CRP and ESR are also less likely to be elevated in Takayasu arteritis

Imaging

CT

  • May show aortic wall thickening
  • Angiography may show luminal irregularities including dilatations and stenosis

MR

  • May show wall thickening
  • Angiography may show luminal irregularities and mural enhancement, a marker of aortic inflammation with sensitivity of 90% in Takayasu arteritis
  • Vessel wall oedema is almost always present in active aortitis and is more sensitively identified on MR than on CT and does not require MR contrast
  • Both mural enhancement and oedema may help distinguish atherosclerosis from aortitis

PET

  • MR or CT-PET can show increased FDG uptake to help identify inflammation otherwise not visible on plain imaging above
  • Patchy uptake may be seen in atherosclerosis however circumferential increased uptake is highly specific for aortitis
Pugh et al. Aortitis: recent advances, current concept and future possibilities.

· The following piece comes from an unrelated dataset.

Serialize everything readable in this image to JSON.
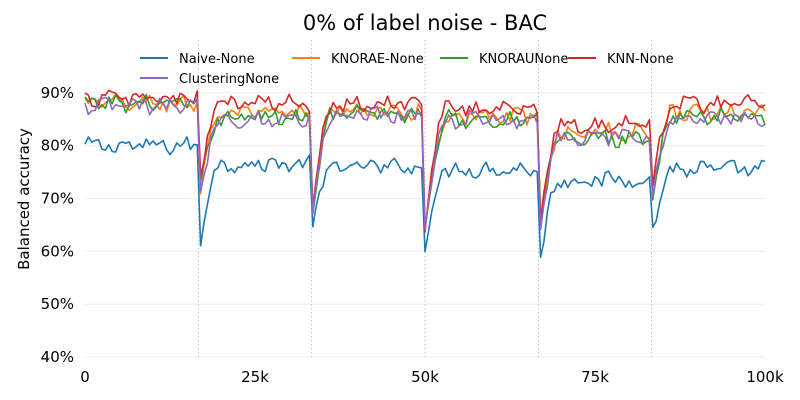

HEART 2021

Prognosis

Ferfar et al. followed patients diagnosed with aortitis either radiologically or histologically for 52 months

  • Aortic aneurysm
    • GCA – 21%
    • TAK – 25%
    • CIA – 43%
  • Aortic dissection
    • GCA – 5%
    • TAK – 2%
    • CIA – 10%

Treatment

Immunosuppression the mainstay of active inflammatory conditions.

Treatment of clinically isolated aortitis is more controversial. Immunosuppression may play a role as may elective surgical treatment of aneurysm, ideally during disease remission.